Les stéréotypes ont la vie dure
Dans le réseau de la santé et des services sociaux, les emplois sont très majoritairement occupés par des femmes. C’est le résultat d’une division historique et genrée du travail qui les confine dans des rôles traditionnels, notamment celui de s’occuper des autres. On attend d’elles qu’elles « prennent soin ».
C’est notamment la raison qui fait que les emplois dits du « care » sont sous-évalués (professionnellement et financièrement), gracieuseté du mythe de la vocation féminine, du dévouement et du don de soi socialement attendus des femmes. Résultat : on leur demande toujours plus, tout en leur refusant une rétribution et une reconnaissance conséquentes.
Cette dimension fortement genrée du travail du « care » et la non-reconnaissance des qualifications qui lui sont associées sont largement démontrées. Ces qualifications n’en sont pas moins attendues des femmes et, ce faisant, elles ajoutent significativement à leur charge (de travail) vécue.

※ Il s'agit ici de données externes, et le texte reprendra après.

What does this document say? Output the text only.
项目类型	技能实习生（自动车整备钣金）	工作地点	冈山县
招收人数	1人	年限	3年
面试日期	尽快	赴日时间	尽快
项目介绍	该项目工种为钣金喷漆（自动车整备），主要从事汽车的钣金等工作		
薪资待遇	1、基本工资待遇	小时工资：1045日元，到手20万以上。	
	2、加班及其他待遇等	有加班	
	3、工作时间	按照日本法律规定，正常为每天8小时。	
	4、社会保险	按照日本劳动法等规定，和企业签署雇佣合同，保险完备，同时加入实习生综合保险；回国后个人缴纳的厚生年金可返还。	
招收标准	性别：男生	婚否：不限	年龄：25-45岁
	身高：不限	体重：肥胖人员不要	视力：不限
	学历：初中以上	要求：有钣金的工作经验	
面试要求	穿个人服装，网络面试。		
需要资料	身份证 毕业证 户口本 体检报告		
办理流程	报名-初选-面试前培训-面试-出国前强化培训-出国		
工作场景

Deux « surcharges » à temps plein
Ce qu’on attend d’elles au travail, on l’attend aussi des femmes à la maison, bien que les tâches domestiques soient de plus en plus partagées au sein des couples. Ce sont elles qui sacrifient davantage leur temps personnel, prenant souvent congé afin de s’occuper de leurs proches, par exemple.
La surcharge mentale présente professionnellement l’est donc aussi personnellement. Sans compter les attentes conflictuelles entre travail et famille, qui engendrent un sentiment constant de culpabilité, alimenté par une socialisation genrée qui rend plus difficile pour elles de poser des limites ou de dire non. Cette dynamique est parfois exacerbée par certaines pressions indues des gestionnaires.
On ne s'étonne guère alors que les femmes du réseau perdent 44 % plus de journées de travail que les hommes et qu’elles travaillent davantage à temps partiel que ces derniers, ce qui a une incidence sur leurs futurs revenus de retraite. Elles sont également moins enclines à accepter les promotions ou à réorienter leur carrière que les hommes.
Une prise de conscience nécessaire
Si la charge de travail dans le réseau de la santé et des services sociaux est un enjeu pour toutes et tous, il ne peut être saisi dans toute sa complexité en l’absence d’une réflexion spécifique sur le rôle des femmes dans le réseau, et dans la société dans son ensemble.
La lutte pour une répartition équitable de la charge de travail et une reconnaissance juste du travail du « care » est un enjeu féministe fondamental et un problème complexe fortement ancré dans d’autres problèmes de société qui touchent plus fortement les femmes.
Il est crucial de prendre conscience de cette dimension particulière de la surcharge de travail. C’est le premier pas de la mobilisation individuelle et collective qui est essentielle pour faire reconnaître et valoriser le travail du « care » pour ce qu’il est : un travail complexe et indispensable à la société.